Social Security “Reform”

Atrios is back after a few days R&R and he’s on fire about the upcoming proposed changes to Social Security and the tax code. All the pieces are good, but this is a point I particularly like:

As I’ve written before, my opposition to a forced savings plan [note to Democrats: “forced savings” has a nice ring to it, and is in fact what such a plan would be.] is largely due to the fact that it opens the door for Fund firms, one way or another, to loot the US Treasury and to loot these mandatory accounts. Conservative trolls like to write “Oh, but if you lose all your money it’s all your fault!” which, after I get a good laugh at how stupid they are, depresses the hell out of me. First, investments are not deterministic. They are risky. People who do well in the market like to believe they’re “smart investors.” Maybe they are. But, most of them just got lucky. Being a “smart investor” means that you know more than the market does, something which can’t exist if we believe the markets are efficient, as our conservative trolls usually do.

Emphasis added. And this is where the rubber meets the road:

Someone earning $40,000 per year is going to be putting just $800 per year into one of these accounts.

Mutual fund companies hate low-dollar accounts like this — they do not make money for the company. And thus, they are going to try to find ways of making these accounts more profitable, to the detriment of the account holders. Tacking on lots of fees is a possibility, although I suspect that the eventual legislation will cover that obvious loophole. A more likely one is a tactic the industry has already been indulging in — one much easier to abuse:

The Securities and Exchange Commission is investigating about a dozen brokerage firms – including Morgan Stanley, Merrill Lynch, Ameritrade, Charles Schwab and E*Trade Financial – on suspicion that they failed to secure the best available price for stocks they were trading for their customers, according to people who have been briefed on the inquiry.

At issue is the way the companies executed trades of Nasdaq-listed securities when the markets opened in the morning, a period of intense trading activity resulting from the backlog of orders since the market’s close the previous day.

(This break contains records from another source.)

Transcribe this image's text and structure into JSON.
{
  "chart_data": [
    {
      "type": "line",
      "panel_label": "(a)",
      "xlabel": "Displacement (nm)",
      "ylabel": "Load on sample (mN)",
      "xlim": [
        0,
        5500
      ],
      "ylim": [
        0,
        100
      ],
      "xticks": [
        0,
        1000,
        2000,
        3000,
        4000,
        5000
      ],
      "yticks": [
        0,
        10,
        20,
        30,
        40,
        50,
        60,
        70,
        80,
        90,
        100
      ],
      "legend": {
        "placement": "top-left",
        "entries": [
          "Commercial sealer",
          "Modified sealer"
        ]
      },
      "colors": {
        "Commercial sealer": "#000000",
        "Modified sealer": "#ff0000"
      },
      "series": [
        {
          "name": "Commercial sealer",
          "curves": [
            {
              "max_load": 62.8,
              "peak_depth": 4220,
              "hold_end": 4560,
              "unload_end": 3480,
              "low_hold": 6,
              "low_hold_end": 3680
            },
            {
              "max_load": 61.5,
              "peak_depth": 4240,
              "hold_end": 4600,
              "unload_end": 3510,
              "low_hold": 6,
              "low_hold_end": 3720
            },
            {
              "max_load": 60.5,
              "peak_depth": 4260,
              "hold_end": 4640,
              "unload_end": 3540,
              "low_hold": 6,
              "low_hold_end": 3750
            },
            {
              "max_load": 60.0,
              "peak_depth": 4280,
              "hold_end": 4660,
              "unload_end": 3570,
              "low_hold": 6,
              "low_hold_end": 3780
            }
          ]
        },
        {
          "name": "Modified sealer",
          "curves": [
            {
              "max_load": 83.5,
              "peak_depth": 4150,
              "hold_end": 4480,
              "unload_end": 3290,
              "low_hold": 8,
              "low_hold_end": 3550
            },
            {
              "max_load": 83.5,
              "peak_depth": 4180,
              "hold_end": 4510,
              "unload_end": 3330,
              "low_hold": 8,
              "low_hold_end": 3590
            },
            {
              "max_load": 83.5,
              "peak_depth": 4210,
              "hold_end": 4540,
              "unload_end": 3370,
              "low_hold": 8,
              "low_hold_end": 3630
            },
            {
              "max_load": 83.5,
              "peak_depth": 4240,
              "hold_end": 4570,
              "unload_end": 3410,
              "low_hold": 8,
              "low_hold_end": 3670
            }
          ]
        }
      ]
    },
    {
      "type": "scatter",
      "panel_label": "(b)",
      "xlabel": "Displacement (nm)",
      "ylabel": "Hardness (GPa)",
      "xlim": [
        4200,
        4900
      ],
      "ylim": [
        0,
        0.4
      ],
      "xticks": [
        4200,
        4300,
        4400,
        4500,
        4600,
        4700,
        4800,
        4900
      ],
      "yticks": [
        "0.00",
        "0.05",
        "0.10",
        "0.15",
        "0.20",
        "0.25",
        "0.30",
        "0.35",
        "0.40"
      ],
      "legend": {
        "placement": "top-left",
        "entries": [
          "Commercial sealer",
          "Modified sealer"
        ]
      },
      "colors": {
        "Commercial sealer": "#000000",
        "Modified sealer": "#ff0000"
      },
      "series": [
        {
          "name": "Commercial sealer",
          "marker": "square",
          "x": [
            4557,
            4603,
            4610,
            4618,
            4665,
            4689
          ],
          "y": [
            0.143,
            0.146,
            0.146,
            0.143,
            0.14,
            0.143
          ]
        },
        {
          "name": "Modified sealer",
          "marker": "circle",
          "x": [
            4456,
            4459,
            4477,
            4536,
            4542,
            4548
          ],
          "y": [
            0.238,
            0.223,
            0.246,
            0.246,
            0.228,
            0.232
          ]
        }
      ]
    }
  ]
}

After examining trading data from the last four years, the investigation found evidence that trades were often processed in ways that favored the firms over their clients, these people said.

Securing the best price is one of the industry’s critical obligations to investors. If the investigators’ suspicions are confirmed, these practices are not likely to add up to significant costs for individual investors – the difference would be pennies a share traded – but in total they could represent substantial amounts of money for the brokers.

Frankly, I find the whole thing somewhat academic, because I’m one of those who thinks that the odds are good the entire Social Security system will not exist when it comes time for me to retire. That said, this all sounds to me like a good way to hasten the liklihood of it happening.